Where is the South Star?
Thursday, March 28, 2013
OK space fans, let's go to the mailbag for this week's question. "What is the brightest star in the sky?"
Okay, good one.
I have heard some who have said that Polaris, the North Star, is the brightest star in the sky; too bad they are wrong. In fact, there are about 50 stars in the sky that are brighter than Polaris.
With all the attention paid to it, the average citizen might think that Polaris, would be the brightest, but such is not the case.
First, to answer the question, then to say why.
The brightest star visible in the sky -- northern or southern hemisphere -- is Sirius, in the constellation Canis Major, The Big Dog.
It can be located a little west of due south about half way up the sky an hour after local sunset. Canis Major is just to the left of our old friend, Orion, the Hunter.
The reason Sirius appears so bright is its location. It is a little more than 81⁄2 years from Earth. You will recall that a light year is the distance light takes to travel in a year at the speed of 186,000 miles per second.
In case your calculator doesn't have enough zeros for that, it is about six trillion miles. Then you multiply that by eight. Or not, wouldn't want your calculator to blow a diode.
Polaris is the North Star because it just happens to be the closest star to where Earth's north axis is pointing.

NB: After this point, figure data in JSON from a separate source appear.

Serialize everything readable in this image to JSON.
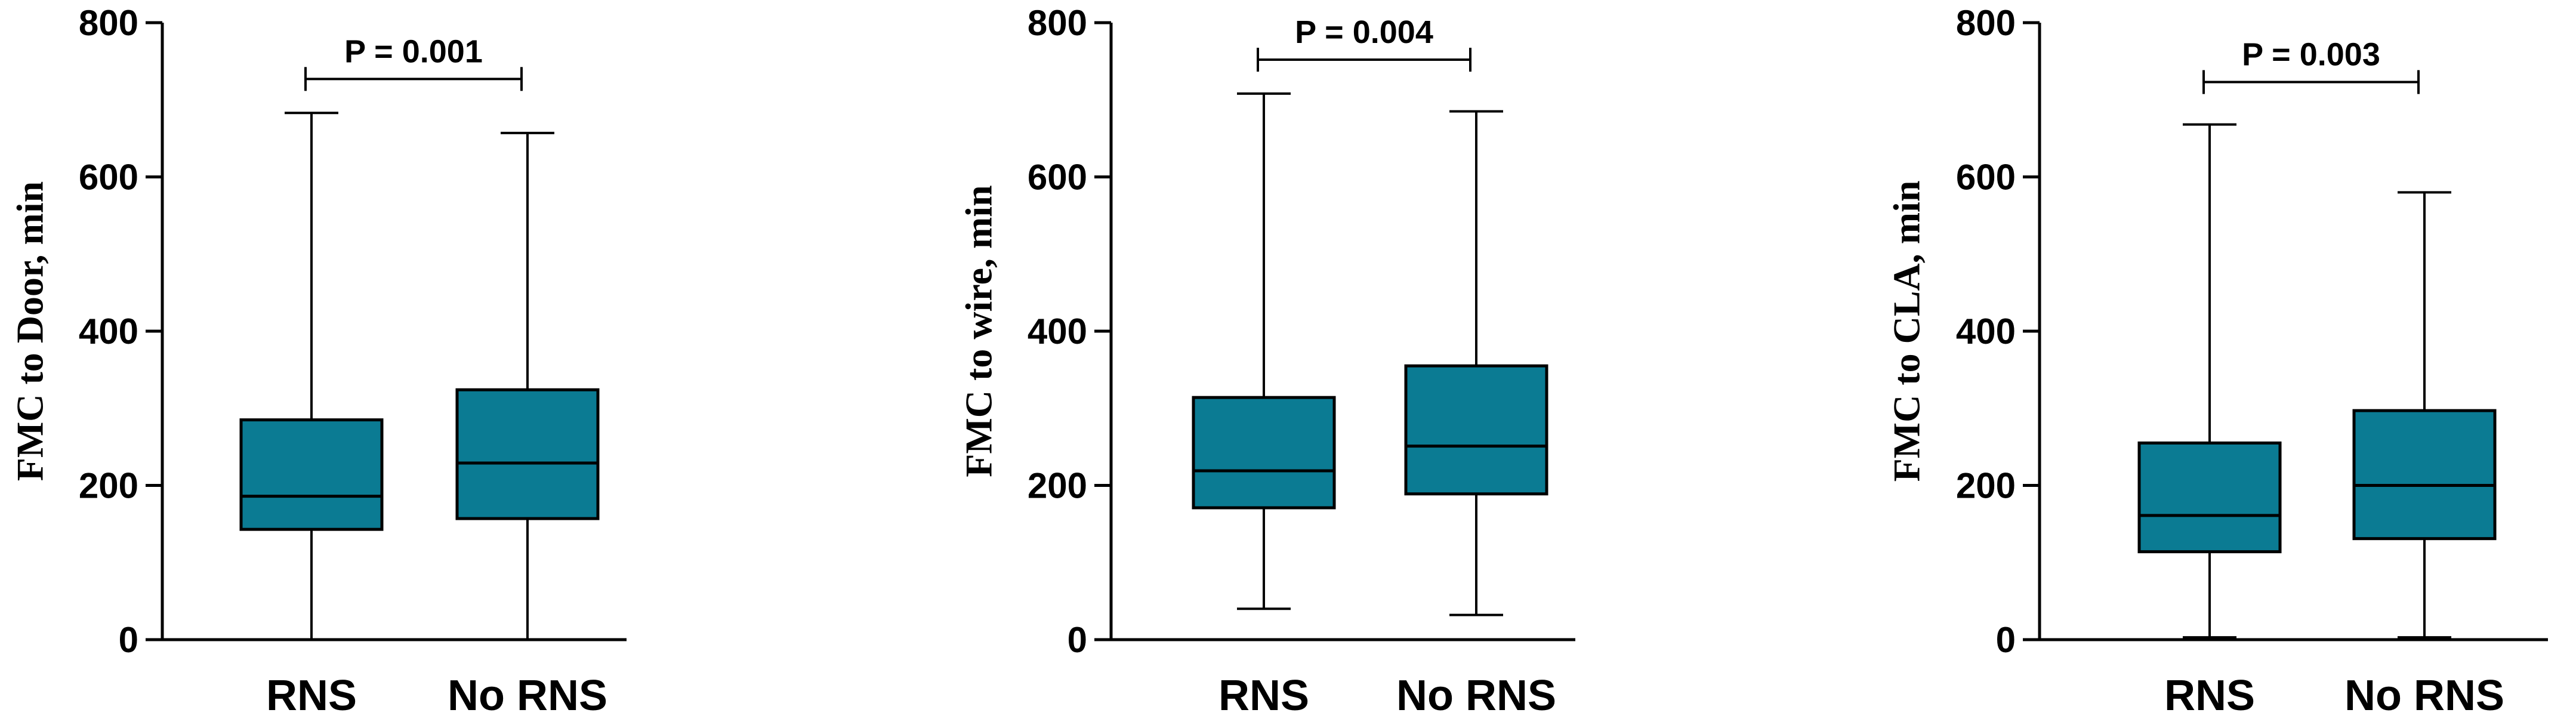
{
  "chart_data": [
    {
      "type": "box",
      "ylabel": "FMC to Door, min",
      "ylim": [
        0,
        800
      ],
      "yticks": [
        0,
        200,
        400,
        600,
        800
      ],
      "categories": [
        "RNS",
        "No RNS"
      ],
      "boxes": [
        {
          "min": 0,
          "q1": 143,
          "median": 186,
          "q3": 285,
          "max": 683
        },
        {
          "min": 0,
          "q1": 157,
          "median": 229,
          "q3": 324,
          "max": 657
        }
      ],
      "annotation": "P = 0.001",
      "annotation_y": 727,
      "color": "#0b7b93"
    },
    {
      "type": "box",
      "ylabel": "FMC to wire, min",
      "ylim": [
        0,
        800
      ],
      "yticks": [
        0,
        200,
        400,
        600,
        800
      ],
      "categories": [
        "RNS",
        "No RNS"
      ],
      "boxes": [
        {
          "min": 40,
          "q1": 171,
          "median": 219,
          "q3": 314,
          "max": 708
        },
        {
          "min": 32,
          "q1": 189,
          "median": 251,
          "q3": 355,
          "max": 685
        }
      ],
      "annotation": "P = 0.004",
      "annotation_y": 752,
      "color": "#0b7b93"
    },
    {
      "type": "box",
      "ylabel": "FMC to CLA, min",
      "ylim": [
        0,
        800
      ],
      "yticks": [
        0,
        200,
        400,
        600,
        800
      ],
      "categories": [
        "RNS",
        "No RNS"
      ],
      "boxes": [
        {
          "min": 3,
          "q1": 114,
          "median": 161,
          "q3": 255,
          "max": 668
        },
        {
          "min": 3,
          "q1": 131,
          "median": 200,
          "q3": 297,
          "max": 580
        }
      ],
      "annotation": "P = 0.003",
      "annotation_y": 723,
      "color": "#0b7b93"
    }
  ]
}
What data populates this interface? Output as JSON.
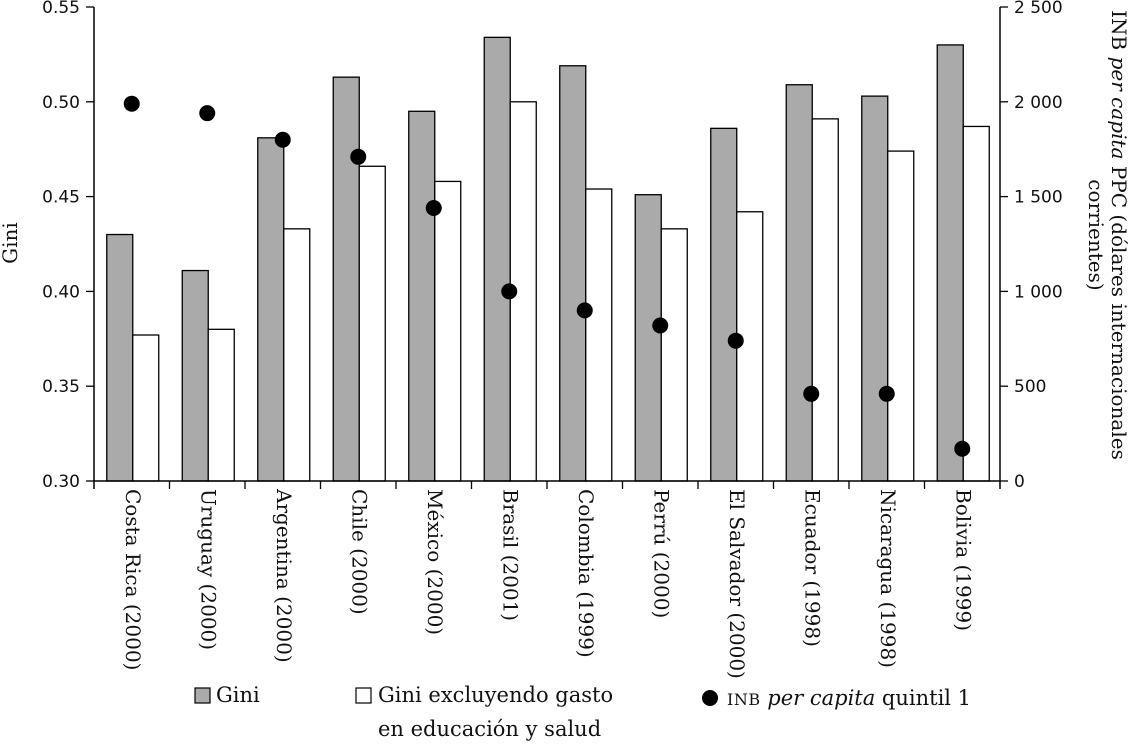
{
  "chart_data": {
    "type": "bar",
    "categories": [
      "Costa Rica (2000)",
      "Uruguay (2000)",
      "Argentina (2000)",
      "Chile (2000)",
      "México (2000)",
      "Brasil (2001)",
      "Colombia (1999)",
      "Perrú (2000)",
      "El Salvador (2000)",
      "Ecuador (1998)",
      "Nicaragua (1998)",
      "Bolivia (1999)"
    ],
    "series": [
      {
        "name": "Gini",
        "axis": "left",
        "style": "bar",
        "color": "#aaaaaa",
        "values": [
          0.43,
          0.411,
          0.481,
          0.513,
          0.495,
          0.534,
          0.519,
          0.451,
          0.486,
          0.509,
          0.503,
          0.53
        ]
      },
      {
        "name": "Gini excluyendo gasto en educación y salud",
        "axis": "left",
        "style": "bar",
        "color": "#ffffff",
        "values": [
          0.377,
          0.38,
          0.433,
          0.466,
          0.458,
          0.5,
          0.454,
          0.433,
          0.442,
          0.491,
          0.474,
          0.487
        ]
      },
      {
        "name": "INB per capita quintil 1",
        "axis": "right",
        "style": "point",
        "color": "#000000",
        "values": [
          1990,
          1940,
          1800,
          1710,
          1440,
          1000,
          900,
          820,
          740,
          460,
          460,
          170
        ]
      }
    ],
    "ylabel": "Gini",
    "ylim": [
      0.3,
      0.55
    ],
    "yticks": [
      "0.30",
      "0.35",
      "0.40",
      "0.45",
      "0.50",
      "0.55"
    ],
    "y2label": "INB per capita PPC (dólares internacionales corrientes)",
    "y2label_parts": [
      "INB ",
      "per capita",
      " PPC (dólares internacionales",
      "corrientes)"
    ],
    "y2lim": [
      0,
      2500
    ],
    "y2ticks": [
      "0",
      "500",
      "1 000",
      "1 500",
      "2 000",
      "2 500"
    ],
    "legend": {
      "gini": "Gini",
      "excl_line1": "Gini excluyendo gasto",
      "excl_line2": "en educación y salud",
      "inb_prefix": "INB",
      "inb_italic": "per capita",
      "inb_suffix": " quintil 1",
      "placement": "bottom"
    }
  }
}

In 14,000 years Vega in Lyra, the Harp will be the North Star.
Just for your information, there is no "South Star."
This is due to a process called precession.
As Earth spins on its axis, it wobbles, sort of like when a child's top is slowing down and losing momentum -- not that Earth's spin is slowing, it is just an illustration.
This spinning wobble moves where the axis points about one degree every 72 years and proscribes a circle on the sky pointing at different stars at different times; this spinning wobble takes 26,000 years to complete one complete circle.
This wobble also moves something else, the point where the sun crosses the celestial equator, the equinoxes. That is why it is also called the precession of the equinoxes.
In 2,000 B.C., the vernal equinox, the first day of spring, the traditional day when the year started, was in the constellation Aries, the Ram.
Now, 4,000 years later, it has moved 11⁄2 constellations west to a point halfway between Pisces and Aquarius.
Now for those of you who follow astrology -- just so you will know and not that it will put a knot in your knickers -- but right now, in March, the sun is not in Aries, it is at a point half way between Pisces and Aquarius.
So, for all of you born in March, and thought you were an Aries, you are not. If anything, you are a Pisces; of course if that means anything.
SKY WATCH: Full moon, yesterday, March 27. Tonight and Friday the moon will bracket the planet Saturn. On Thursday it will be up and right of the planet and on Friday it will be below and left. The moon, being full, may wash out the sky, so binoculars will help.